Days after the U.S. Department of the Treasury made it a requirement for companies receiving assets from the Troubled Asset Relief Program (TARP) to define and make public a company-wide policy on expenditures (including entertainment, holiday parties, conferences and events), a coalition of meeting, event and incentive travel organizations released a set of guidelines for those companies to adopt.
“We are hopeful that … by having these guidelines developed by people who understand our business, this [will be] a better approach than not responding and having somebody in the government or someone who is not in our industry develop them,” says Christine Duffy, CEO of Maritz Travel and one of the coalition’s leaders. “We also believe companies that have nothing to do with receiving TARP money … may take this and say to their people: ‘We ought to practice this, too. This will be a conservative, safe approach.'”
Jonathan T. Howe of Howe & Hutton Ltd. says the Treasury Department’s requirements will have far-reaching repercussions. The companies affected won’t just be large banks and insurance companies, he says. Local savings and loans, independent banks and credit unions are going to have TARP money thrust upon them, too.
“[The] Treasury Department is saying, ‘You’ve got to have this money, because we want you to start spending more, investing more and lending more,'” Howe explains. “There [also] is the possibility that anyone who enters into a government contract as a supplier, whether they’re providing toilet paper for the TSA or jet aircraft for the military — that government procurement may also begin to require adherence to these particular directives from the Treasury. This is one of the ways the government forces compliance with its regulations, even though the industry may in and of itself not legally be required to do so.”

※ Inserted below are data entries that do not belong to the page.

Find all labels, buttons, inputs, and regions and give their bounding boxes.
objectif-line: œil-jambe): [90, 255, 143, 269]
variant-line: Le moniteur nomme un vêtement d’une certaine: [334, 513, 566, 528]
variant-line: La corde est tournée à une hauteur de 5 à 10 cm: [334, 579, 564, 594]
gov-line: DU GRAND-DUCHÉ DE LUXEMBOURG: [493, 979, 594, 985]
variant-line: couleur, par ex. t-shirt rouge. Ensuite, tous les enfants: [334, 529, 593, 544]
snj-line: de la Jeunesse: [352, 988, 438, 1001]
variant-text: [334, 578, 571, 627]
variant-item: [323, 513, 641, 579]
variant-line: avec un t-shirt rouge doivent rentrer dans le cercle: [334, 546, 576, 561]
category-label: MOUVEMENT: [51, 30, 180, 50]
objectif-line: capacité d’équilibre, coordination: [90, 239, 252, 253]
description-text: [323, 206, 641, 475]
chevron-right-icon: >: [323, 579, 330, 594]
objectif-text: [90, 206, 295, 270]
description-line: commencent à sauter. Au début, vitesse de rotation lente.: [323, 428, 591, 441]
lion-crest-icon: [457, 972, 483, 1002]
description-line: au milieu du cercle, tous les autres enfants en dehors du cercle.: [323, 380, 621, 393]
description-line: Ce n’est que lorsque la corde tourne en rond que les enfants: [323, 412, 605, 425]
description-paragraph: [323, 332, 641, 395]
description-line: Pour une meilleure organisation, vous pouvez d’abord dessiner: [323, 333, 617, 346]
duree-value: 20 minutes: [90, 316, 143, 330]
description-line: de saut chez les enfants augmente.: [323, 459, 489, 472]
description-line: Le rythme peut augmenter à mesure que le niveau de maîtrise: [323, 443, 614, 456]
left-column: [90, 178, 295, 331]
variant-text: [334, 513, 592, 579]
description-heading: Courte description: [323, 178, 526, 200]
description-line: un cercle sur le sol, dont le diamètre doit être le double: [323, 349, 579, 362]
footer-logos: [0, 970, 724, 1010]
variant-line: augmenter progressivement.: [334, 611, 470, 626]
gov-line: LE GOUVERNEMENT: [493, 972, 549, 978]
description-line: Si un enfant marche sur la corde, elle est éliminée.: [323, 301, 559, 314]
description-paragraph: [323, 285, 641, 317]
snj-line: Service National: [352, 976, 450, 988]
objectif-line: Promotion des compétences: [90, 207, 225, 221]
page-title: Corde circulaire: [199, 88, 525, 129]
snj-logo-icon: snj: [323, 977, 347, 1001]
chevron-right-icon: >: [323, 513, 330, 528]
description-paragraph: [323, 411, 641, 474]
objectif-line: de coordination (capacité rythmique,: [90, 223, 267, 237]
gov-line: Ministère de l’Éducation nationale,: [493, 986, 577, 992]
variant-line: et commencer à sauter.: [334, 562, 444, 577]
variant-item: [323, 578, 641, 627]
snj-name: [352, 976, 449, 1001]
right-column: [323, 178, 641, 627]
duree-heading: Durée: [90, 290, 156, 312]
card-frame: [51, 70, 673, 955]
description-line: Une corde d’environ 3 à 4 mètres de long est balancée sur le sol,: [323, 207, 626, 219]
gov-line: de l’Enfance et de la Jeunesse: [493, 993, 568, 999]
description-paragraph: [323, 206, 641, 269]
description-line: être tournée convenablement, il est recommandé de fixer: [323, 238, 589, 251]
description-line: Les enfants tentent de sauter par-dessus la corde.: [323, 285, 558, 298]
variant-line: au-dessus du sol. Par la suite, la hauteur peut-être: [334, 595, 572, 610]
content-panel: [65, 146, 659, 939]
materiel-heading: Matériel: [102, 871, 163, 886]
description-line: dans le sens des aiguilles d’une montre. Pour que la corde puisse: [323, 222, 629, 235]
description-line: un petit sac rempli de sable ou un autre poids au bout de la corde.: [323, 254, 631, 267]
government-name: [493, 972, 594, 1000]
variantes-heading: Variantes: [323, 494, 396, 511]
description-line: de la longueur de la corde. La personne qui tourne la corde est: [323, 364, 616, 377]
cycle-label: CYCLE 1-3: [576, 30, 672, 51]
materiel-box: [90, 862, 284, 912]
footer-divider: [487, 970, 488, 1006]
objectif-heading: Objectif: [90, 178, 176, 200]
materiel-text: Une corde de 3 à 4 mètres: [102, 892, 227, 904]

The coalition’s “Model Board Policy for Approval of Meetings, Events and Incentive/Recognition Travel” is based on existing best practices, and designed to ensure transparency and accountability. Aside from requiring that compliant companies subject their policies and procedures to an independent audit and have CEOs certify to the board annually that the guidelines are being followed, the model policy has provisions to limit the annual expenditure on meetings, events and incentive/recognition travel to 15 percent of the company’s total sales and marketing spend. This also will require that at least 90 percent of the attendance at incentive programs be staff other than senior executives, as defined by applicable Treasury Department guidelines. In addition, the model policy requires that a business plan, outlining the specific business purpose and metrics proving return on investment, be submitted to justify any conference or event projected to cost more than $75,000.
Duffy feels that the meetings industry ultimately will benefit from the scrutiny it’s undergoing now. She takes inspiration from the pharmaceutical industry, which underwent intense scrutiny for how it conducted its meetings and events in the early 1990s, and how it emerged with extremely transparent policies and procedures. “While that sector took a lot of heat, they made some changes, and they still spend the same amount of money on those events [now] as they did back in those days,” Duffy says. “I think that’s really the important message. We have to [ask], ‘How do we make sure that we respond in a way that doesn’t turn this into a Sarbanes-Oxley to the point where the CFO and CEO say, ‘[Meetings] are not worth it.'”
Going forward, the big onus will be on meeting professionals within the organizations to prove the value of meetings and events, and to make sure they adhere to the guidelines and communicate that information to the company’s CEO. “Some companies spend $50-$100 million a year on this category; it is not a simple turn on a switch to ensure that the CEO will be able to report to the board of directors with assurance that they are following these guidelines,” Duffy says. “This is a place where [industry organizations] can work together and really provide people … with tools, suggestions and best practices [to] follow.”
A copy of the model policy, definitions of legitimate business purposes and corporate standards talking points are on the MPI Web site.